[openssl-users] Expected behavior for verification when a subordinate in a chain is promoted to a self signed root?
Matt Caswell
matt at openssl.org
Sun May 24 13:41:20 UTC 2015
On 24/05/15 01:37, Jeffrey Walton wrote:
> I have an odd situation, and I don't know what the expect behavior is.
> It was experienced when attempting to validate a path for
> usercenter.checkpoint.com.
>
> If I use s_client and `-showcerts`, I get a chain that terminates in
> an old Root called "Class 3 Public Primary Certification Authority".

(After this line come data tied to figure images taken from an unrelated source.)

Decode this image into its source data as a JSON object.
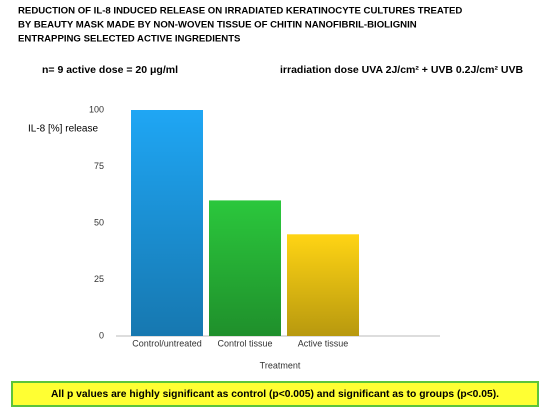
{
  "chart_data": {
    "type": "bar",
    "title": [
      "REDUCTION OF IL-8 INDUCED RELEASE ON IRRADIATED KERATINOCYTE CULTURES TREATED",
      "BY BEAUTY MASK MADE BY NON-WOVEN TISSUE OF CHITIN NANOFIBRIL-BIOLIGNIN",
      "ENTRAPPING SELECTED ACTIVE INGREDIENTS"
    ],
    "annotations": [
      "n= 9 active dose = 20 μg/ml",
      "irradiation dose UVA 2J/cm² + UVB 0.2J/cm² UVB"
    ],
    "ylabel": "IL-8 [%] release",
    "xlabel": "Treatment",
    "footnote": "All p values are highly significant as control (p<0.005) and significant as to groups (p<0.05).",
    "categories": [
      "Control/untreated",
      "Control tissue",
      "Active tissue"
    ],
    "values": [
      100,
      60,
      45
    ],
    "colors": [
      "#1fa6f4",
      "#2bc73c",
      "#ffd414"
    ],
    "ylim": [
      0,
      100
    ],
    "yticks": [
      0,
      25,
      50,
      75,
      100
    ],
    "grid": false
  }
}
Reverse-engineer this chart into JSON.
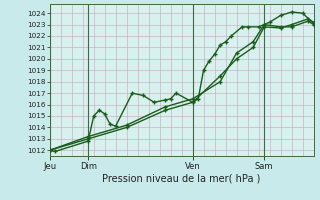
{
  "fig_bg": "#c8eaea",
  "plot_bg": "#d8f0ee",
  "grid_color": "#c0a8b8",
  "line_color": "#1a5c1a",
  "marker_color": "#1a5c1a",
  "ylabel_values": [
    1012,
    1013,
    1014,
    1015,
    1016,
    1017,
    1018,
    1019,
    1020,
    1021,
    1022,
    1023,
    1024
  ],
  "ylim": [
    1011.5,
    1024.8
  ],
  "xlabel": "Pression niveau de la mer( hPa )",
  "xtick_labels": [
    "Jeu",
    "Dim",
    "Ven",
    "Sam"
  ],
  "xtick_positions": [
    0.0,
    0.146,
    0.542,
    0.813
  ],
  "vline_positions": [
    0.0,
    0.146,
    0.542,
    0.813
  ],
  "series1_x": [
    0.0,
    0.021,
    0.146,
    0.167,
    0.188,
    0.208,
    0.229,
    0.25,
    0.313,
    0.354,
    0.396,
    0.438,
    0.458,
    0.479,
    0.542,
    0.563,
    0.583,
    0.604,
    0.625,
    0.646,
    0.667,
    0.688,
    0.729,
    0.75,
    0.792,
    0.833,
    0.875,
    0.917,
    0.958,
    1.0
  ],
  "series1_y": [
    1012.0,
    1011.9,
    1012.8,
    1015.0,
    1015.5,
    1015.2,
    1014.3,
    1014.1,
    1017.0,
    1016.8,
    1016.2,
    1016.4,
    1016.5,
    1017.0,
    1016.2,
    1016.5,
    1019.0,
    1019.8,
    1020.4,
    1021.2,
    1021.5,
    1022.0,
    1022.8,
    1022.8,
    1022.8,
    1023.2,
    1023.8,
    1024.1,
    1024.0,
    1023.1
  ],
  "series2_x": [
    0.0,
    0.146,
    0.292,
    0.438,
    0.542,
    0.646,
    0.708,
    0.771,
    0.813,
    0.875,
    0.917,
    0.979,
    1.0
  ],
  "series2_y": [
    1012.0,
    1013.0,
    1014.0,
    1015.5,
    1016.2,
    1018.5,
    1020.0,
    1021.0,
    1022.8,
    1022.7,
    1023.0,
    1023.5,
    1023.2
  ],
  "series3_x": [
    0.0,
    0.146,
    0.292,
    0.438,
    0.542,
    0.646,
    0.708,
    0.771,
    0.813,
    0.875,
    0.917,
    0.979,
    1.0
  ],
  "series3_y": [
    1012.0,
    1013.2,
    1014.2,
    1015.8,
    1016.5,
    1018.0,
    1020.5,
    1021.5,
    1023.0,
    1022.8,
    1022.8,
    1023.3,
    1023.0
  ]
}
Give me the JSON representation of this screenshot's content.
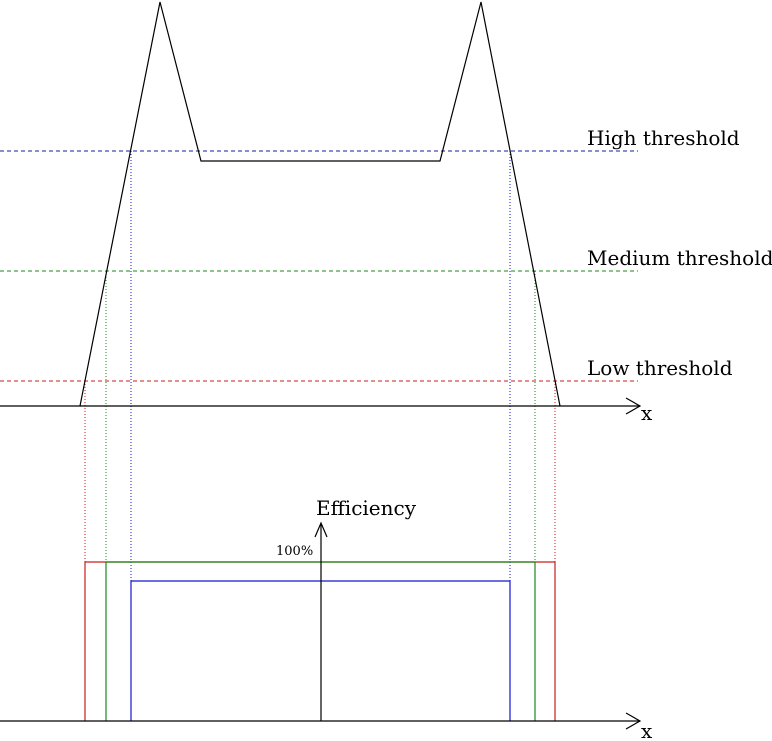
{
  "thresholds": {
    "high": {
      "label": "High threshold",
      "color": "#1a1aa6"
    },
    "medium": {
      "label": "Medium threshold",
      "color": "#1a8a1a"
    },
    "low": {
      "label": "Low threshold",
      "color": "#c81e1e"
    }
  },
  "top_axis": {
    "label": "x"
  },
  "bottom_axis": {
    "label": "x"
  },
  "efficiency_axis": {
    "label": "Efficiency",
    "tick_label": "100%"
  },
  "signal_color": "#000000",
  "efficiency_colors": {
    "low": "#c81e1e",
    "medium": "#1a8a1a",
    "high": "#1414d4"
  }
}
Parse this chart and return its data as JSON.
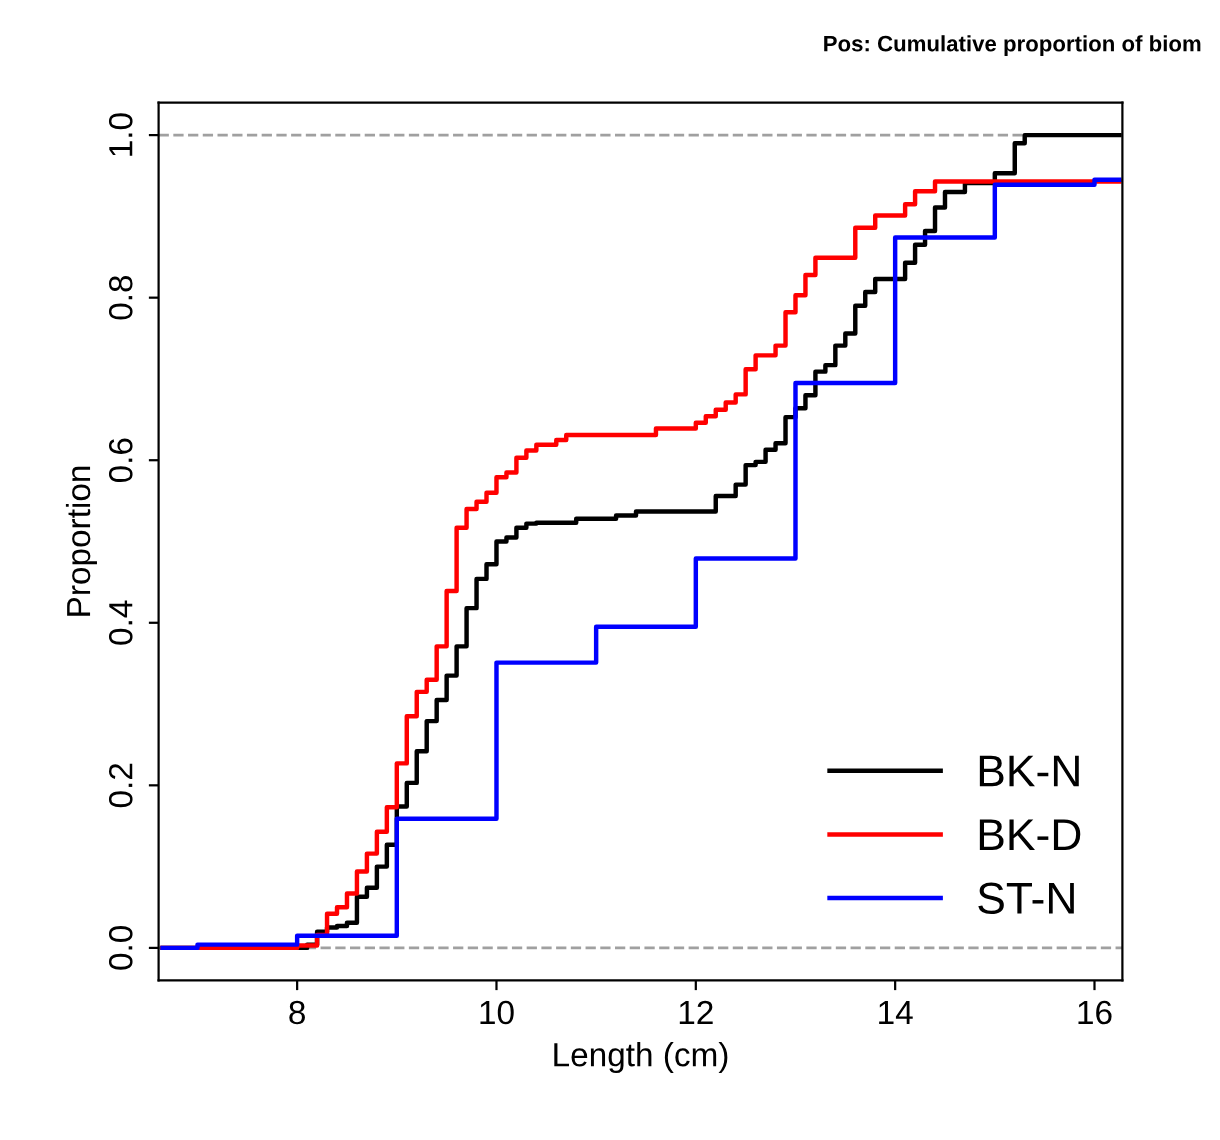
{
  "chart_data": {
    "type": "step",
    "title": "Pos: Cumulative proportion of biom",
    "xlabel": "Length (cm)",
    "ylabel": "Proportion",
    "xlim": [
      6.61,
      16.28
    ],
    "ylim": [
      -0.04,
      1.04
    ],
    "xticks": [
      8,
      10,
      12,
      14,
      16
    ],
    "yticks": [
      {
        "value": 0,
        "label": "0.0"
      },
      0.2,
      0.4,
      0.6,
      0.8,
      {
        "value": 1,
        "label": "1.0"
      }
    ],
    "grid": false,
    "legend": "bottom right",
    "line_style": "solid",
    "marker": "none",
    "ref_lines": [
      {
        "axis": "y",
        "value": 0,
        "color": "#a0a0a0",
        "line_style": "dashed"
      },
      {
        "axis": "y",
        "value": 1,
        "color": "#a0a0a0",
        "line_style": "dashed"
      }
    ],
    "series": [
      {
        "name": "BK-N",
        "color": "#000000",
        "x": [
          6.65,
          8.1,
          8.2,
          8.3,
          8.4,
          8.5,
          8.6,
          8.7,
          8.8,
          8.9,
          9.0,
          9.1,
          9.2,
          9.3,
          9.4,
          9.5,
          9.6,
          9.7,
          9.8,
          9.9,
          10.0,
          10.1,
          10.2,
          10.3,
          10.4,
          10.8,
          11.2,
          11.4,
          12.2,
          12.4,
          12.5,
          12.6,
          12.7,
          12.8,
          12.9,
          13.0,
          13.1,
          13.2,
          13.3,
          13.4,
          13.5,
          13.6,
          13.7,
          13.8,
          14.1,
          14.2,
          14.3,
          14.4,
          14.5,
          14.7,
          15.0,
          15.2,
          15.3,
          16.25
        ],
        "values": [
          0,
          0.004,
          0.02,
          0.025,
          0.027,
          0.031,
          0.063,
          0.074,
          0.1,
          0.127,
          0.174,
          0.203,
          0.242,
          0.279,
          0.305,
          0.335,
          0.371,
          0.418,
          0.454,
          0.472,
          0.5,
          0.505,
          0.517,
          0.522,
          0.523,
          0.528,
          0.532,
          0.537,
          0.556,
          0.57,
          0.594,
          0.598,
          0.613,
          0.621,
          0.653,
          0.664,
          0.68,
          0.709,
          0.717,
          0.741,
          0.756,
          0.79,
          0.807,
          0.823,
          0.843,
          0.865,
          0.882,
          0.911,
          0.93,
          0.941,
          0.953,
          0.99,
          1.0,
          1.0
        ]
      },
      {
        "name": "BK-D",
        "color": "#ff0000",
        "x": [
          6.65,
          8.0,
          8.2,
          8.3,
          8.4,
          8.5,
          8.6,
          8.7,
          8.8,
          8.9,
          9.0,
          9.1,
          9.2,
          9.3,
          9.4,
          9.5,
          9.6,
          9.7,
          9.8,
          9.9,
          10.0,
          10.1,
          10.2,
          10.3,
          10.4,
          10.6,
          10.7,
          11.6,
          12.0,
          12.1,
          12.2,
          12.3,
          12.4,
          12.5,
          12.6,
          12.8,
          12.9,
          13.0,
          13.1,
          13.2,
          13.6,
          13.8,
          14.1,
          14.2,
          14.4,
          16.25
        ],
        "values": [
          0,
          0.003,
          0.016,
          0.042,
          0.05,
          0.067,
          0.094,
          0.116,
          0.143,
          0.173,
          0.227,
          0.285,
          0.315,
          0.33,
          0.371,
          0.439,
          0.517,
          0.54,
          0.549,
          0.56,
          0.579,
          0.585,
          0.603,
          0.612,
          0.619,
          0.625,
          0.631,
          0.639,
          0.646,
          0.654,
          0.662,
          0.671,
          0.681,
          0.712,
          0.729,
          0.741,
          0.782,
          0.803,
          0.828,
          0.849,
          0.886,
          0.901,
          0.915,
          0.931,
          0.943,
          0.943
        ]
      },
      {
        "name": "ST-N",
        "color": "#0000ff",
        "x": [
          6.65,
          7,
          8,
          9,
          10,
          11,
          12,
          13,
          14,
          15,
          16,
          16.25
        ],
        "values": [
          0,
          0.004,
          0.015,
          0.159,
          0.351,
          0.395,
          0.479,
          0.695,
          0.874,
          0.939,
          0.945,
          0.945
        ]
      }
    ]
  }
}
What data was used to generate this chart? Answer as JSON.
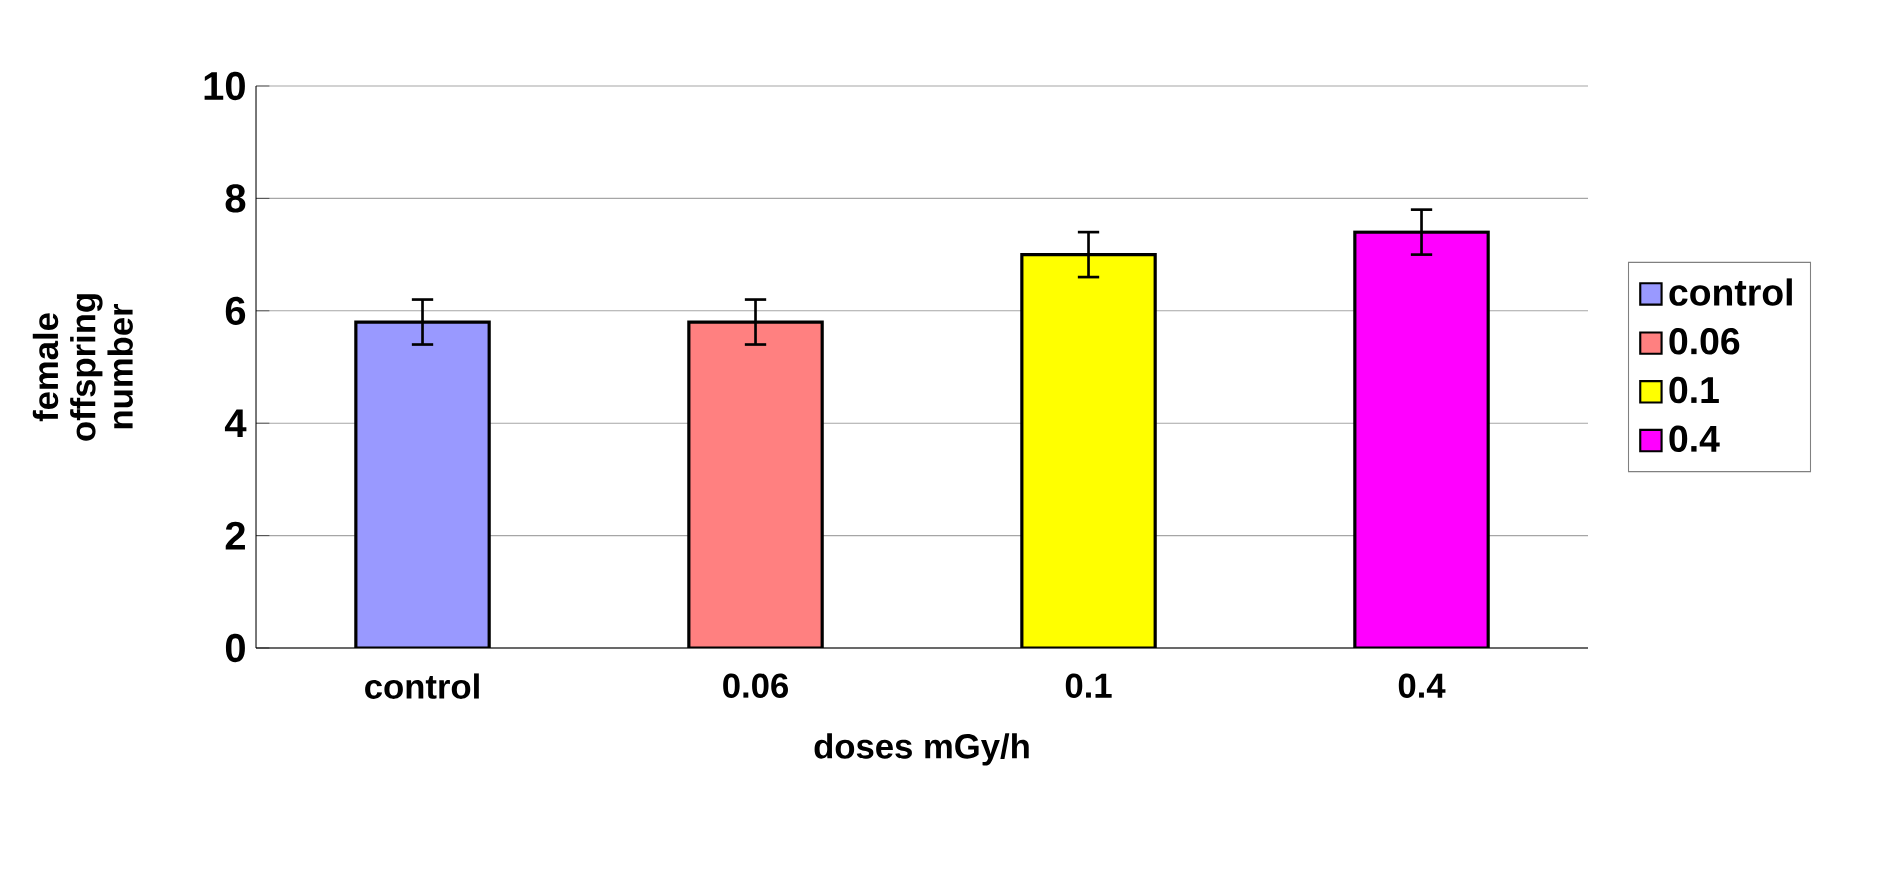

> Its old and deprecated, so I tried to root or anchor trust in the next
> lower intermediate.
>
> The next lower intermediate is called ''VeriSign Class 3 Public
> Primary Certification Authority - G5". Its sent in the chain, *but* I
> downloaded it out of band from Symantec's site.
>
> Then I ran s_client again with the downloaded version of the
> certifcate (see below). It results in "Verify return code: 20 (unable
> to get local issuer certificate)".
>
> After some digging, it looks like ''VeriSign Class 3 Public Primary
> Certification Authority - G5" are two different certificates with two
> different serial numbers. One is sent in the chain and one is
> available for download. What changed is the G5 certificate was
> promoted to a self signed root due to the former CA deprecation. But
> it reused the Disntiguished Name and public key, so Authority Key
> Identifier and Subject Key Identifier stayed the same.
>
> What is the expected behavior here? Should it fail or should it succeed?
>
> Does the chain override the root or anchor? I think RFC 4518 treats
> them as different certificates, so it just looks like the old G5
> certificate is suprious and unnecessary. (... but confusing due to the
> DN/SKI reuse)).
This was fixed in the git 1.0.2 HEAD a little while ago. If you try that
version it should work, and will be in 1.0.2b.
A backport of the fix also exists for 1.0.1 but it hasn't hit the repo yet.